Best on-field photo; Favorite card
Without a doubt:
The Yankees’ Celerino Sanchez evades Bill Freehan’s tag… I’m guessing I’m not the first person to try to figure this play out, but I believe it’s from August 8th, 1972. In the bottom of the 4th the was game tied 1-1, Mickey Lolich on the mound, one out and Felipe Alou had singled. Sanchez was hit by a pitch, moving Alou to 2nd. Ron Swoboda singled, scoring Alou and sending Sanchez to 2nd base. Gene “Stick” Michael flied out to right and then pitcher (and Shlabotnik favorite) Fritz Peterson – FRITZ!!! – singled, but the throw from left fielder Willie Horton nailed Sanchez at the plate.
Best (relatively speaking) Rookie Card
There are three rookie cards in this team set. All three feature pitchers. None of them had a long or ourstanding careers. I ruled out Bob Strampe from consideration (he shared a “Rookie Pitchers” card with Jesse Jefferson and Dennis O’Toole), but I couldn’t decide between the other two, so I decided to just feature them both.
As I was finishing this post I discovered two things about Bill Slayback which would’ve put him over the top from the start, had I only realized…
First off, Slayback no-hit the Yankees through 7 innings in his 1972 Major League debut. Johnny Callison led off the 8th inning with a single, which broke up the No-No, but Slayback would get the win (and Seelbach got the Save).
The other thing which really floored me was that Bill Slayback wrote a song with Tigers broadcaster Ernie Harwell, Slayback would record that song… and it’s a song I know! …Although, to be fair, it’s a song I know from a CD called “Baseball’s Greatest Hits”… but still!
And now we have a long-distance dedication… Here’s Bill Slayback with “Move Over Babe (Here Comes Henry)”
I’ve got another music-related comment about Bill Slayback that I’ll save for the end of the post.
Best Cartoon #1
Here’s another MLB debut of note… On April 11th, 1963, Chris Zachary came in to pitch the 9th for the Houston Colt .45’s against the San Francisco Giants. With the Colts down 4-1, Zachary walked Willie Mays, gave up a single to Willie McCovey (sending Mays to third) and then gave up a 3-run homer to Orlando Cepeda. A rough debut for sure… but then Zachary settled down and got Tom Haller, Felipe Alou and Jose Pagan to get out of the inning.

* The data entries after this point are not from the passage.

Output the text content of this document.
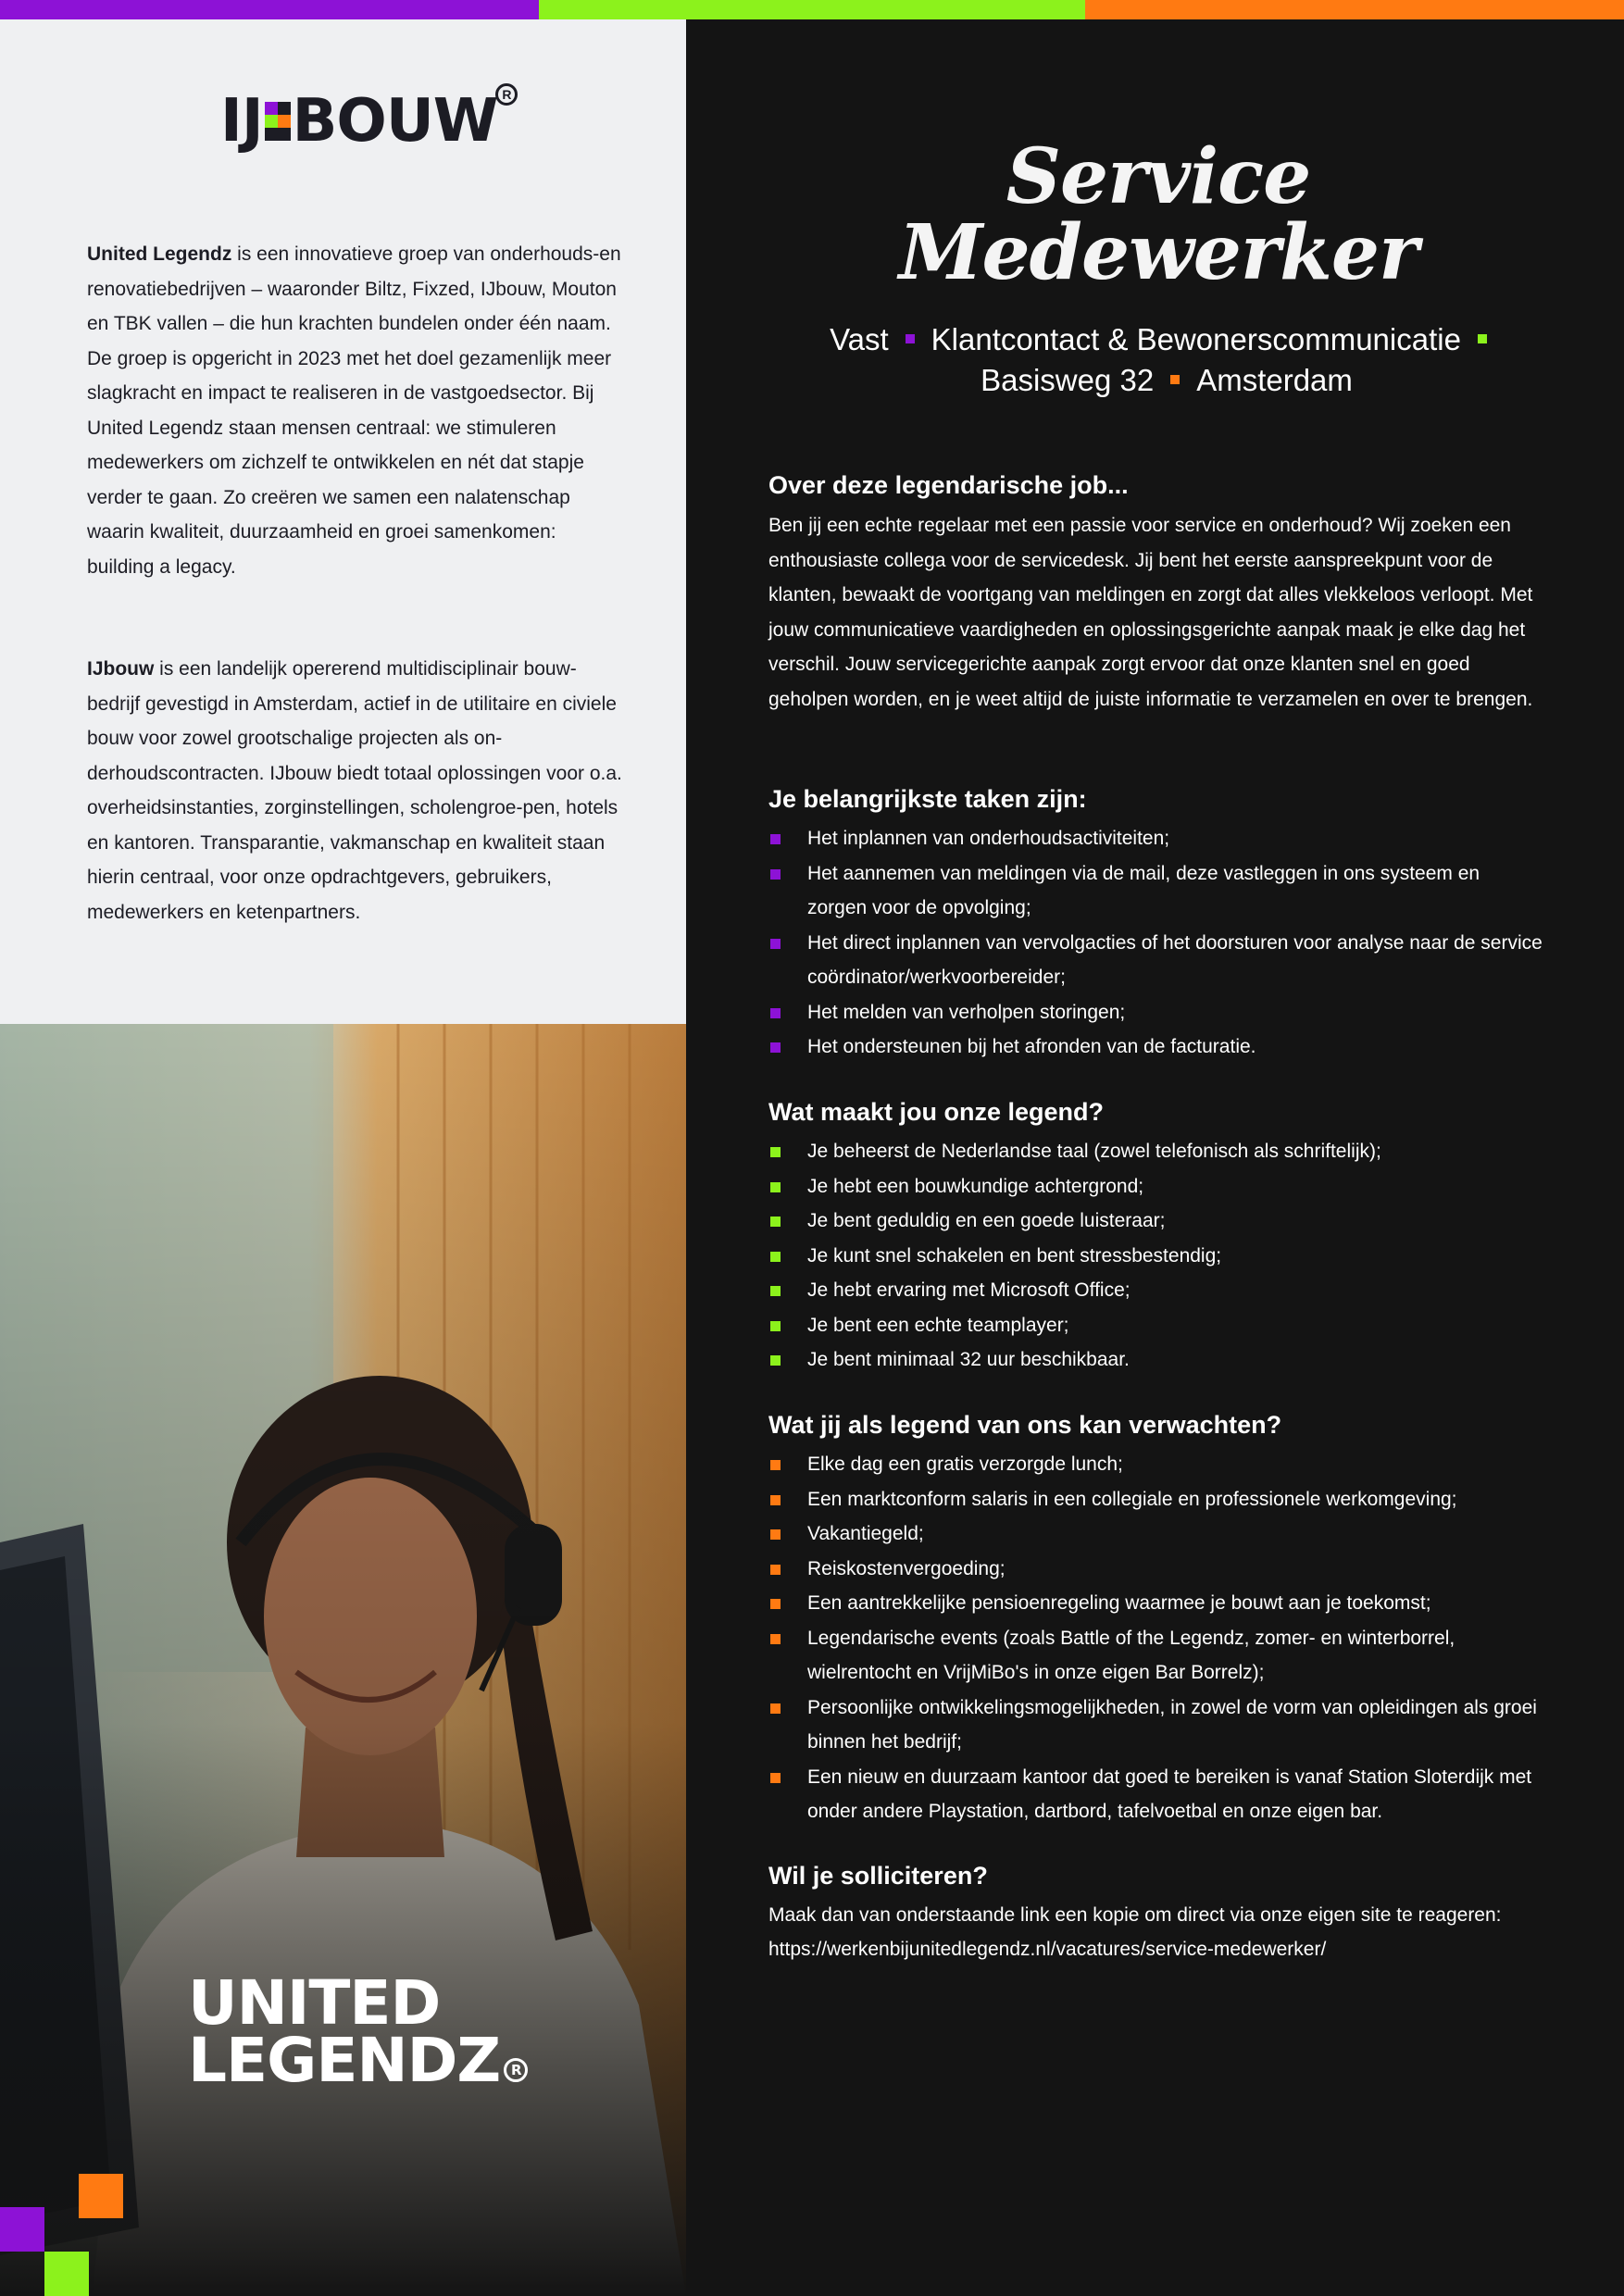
IJ BOUW R

United Legendz is een innovatieve groep van onderhouds-en renovatiebedrijven – waaronder Biltz, Fixzed, IJbouw, Mouton en TBK vallen – die hun krachten bundelen onder één naam. De groep is opgericht in 2023 met het doel gezamenlijk meer slagkracht en impact te realiseren in de vastgoedsector. Bij United Legendz staan mensen centraal: we stimuleren medewerkers om zichzelf te ontwikkelen en nét dat stapje verder te gaan. Zo creëren we samen een nalatenschap waarin kwaliteit, duurzaamheid en groei samenkomen: building a legacy.

IJbouw is een landelijk opererend multidisciplinair bouw-bedrijf gevestigd in Amsterdam, actief in de utilitaire en civiele bouw voor zowel grootschalige projecten als on-derhoudscontracten. IJbouw biedt totaal oplossingen voor o.a. overheidsinstanties, zorginstellingen, scholengroe-pen, hotels en kantoren. Transparantie, vakmanschap en kwaliteit staan hierin centraal, voor onze opdrachtgevers, gebruikers, medewerkers en ketenpartners.

UNITED
LEGENDZ R
Service Medewerker
Vast Klantcontact & Bewonerscommunicatie
Basisweg 32 Amsterdam
Over deze legendarische job...

Ben jij een echte regelaar met een passie voor service en onderhoud? Wij zoeken een enthousiaste collega voor de servicedesk. Jij bent het eerste aanspreekpunt voor de klanten, bewaakt de voortgang van meldingen en zorgt dat alles vlekkeloos verloopt. Met jouw communicatieve vaardigheden en oplossingsgerichte aanpak maak je elke dag het verschil. Jouw servicegerichte aanpak zorgt ervoor dat onze klanten snel en goed geholpen worden, en je weet altijd de juiste informatie te verzamelen en over te brengen.

Je belangrijkste taken zijn:
Het inplannen van onderhoudsactiviteiten;
Het aannemen van meldingen via de mail, deze vastleggen in ons systeem en zorgen voor de opvolging;
Het direct inplannen van vervolgacties of het doorsturen voor analyse naar de service coördinator/werkvoorbereider;
Het melden van verholpen storingen;
Het ondersteunen bij het afronden van de facturatie.
Wat maakt jou onze legend?
Je beheerst de Nederlandse taal (zowel telefonisch als schriftelijk);
Je hebt een bouwkundige achtergrond;
Je bent geduldig en een goede luisteraar;
Je kunt snel schakelen en bent stressbestendig;
Je hebt ervaring met Microsoft Office;
Je bent een echte teamplayer;
Je bent minimaal 32 uur beschikbaar.
Wat jij als legend van ons kan verwachten?
Elke dag een gratis verzorgde lunch;
Een marktconform salaris in een collegiale en professionele werkomgeving;
Vakantiegeld;
Reiskostenvergoeding;
Een aantrekkelijke pensioenregeling waarmee je bouwt aan je toekomst;
Legendarische events (zoals Battle of the Legendz, zomer- en winterborrel, wielrentocht en VrijMiBo's in onze eigen Bar Borrelz);
Persoonlijke ontwikkelingsmogelijkheden, in zowel de vorm van opleidingen als groei binnen het bedrijf;
Een nieuw en duurzaam kantoor dat goed te bereiken is vanaf Station Sloterdijk met onder andere Playstation, dartbord, tafelvoetbal en onze eigen bar.
Wil je solliciteren?

Maak dan van onderstaande link een kopie om direct via onze eigen site te reageren:

https://werkenbijunitedlegendz.nl/vacatures/service-medewerker/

This has nothing to do with anything, but I have to mention it: The awesomely-named Conrad Cardinal also made his MLB debut in that game, pitching the 6th, 7th and 8th for the Colts. Cardinal’s entire MLB career consisted of 6 games in 1963 with Houston, so Cardinal never pitched for the St. Louis Cardinals. Even more sad: His only baseball card, a 1963 Rookie Stars card shared with Dave McNally, Don Rowe and Ken Rowe, lists him as Randy Cardinal. Bummer.
Best Cartoon #2
Best Cartoon #3
Best Cartoon #4
THE BILL SLAYBACK!
James Brown had a song in 1973 called “The Payback”, and when I look at Bill Slayback’s card I hear James Brown singing “Gotta get ready for the Bill Slayback!” I’d have to think that somebody on the team gave him grief over that.
I don’t know karate, but I know ca-razy!
(Some of the lyrics found on the internet say “…But I know ka-razor”. Really? “Ka-razor”???? NEVER trust internet lyrics.)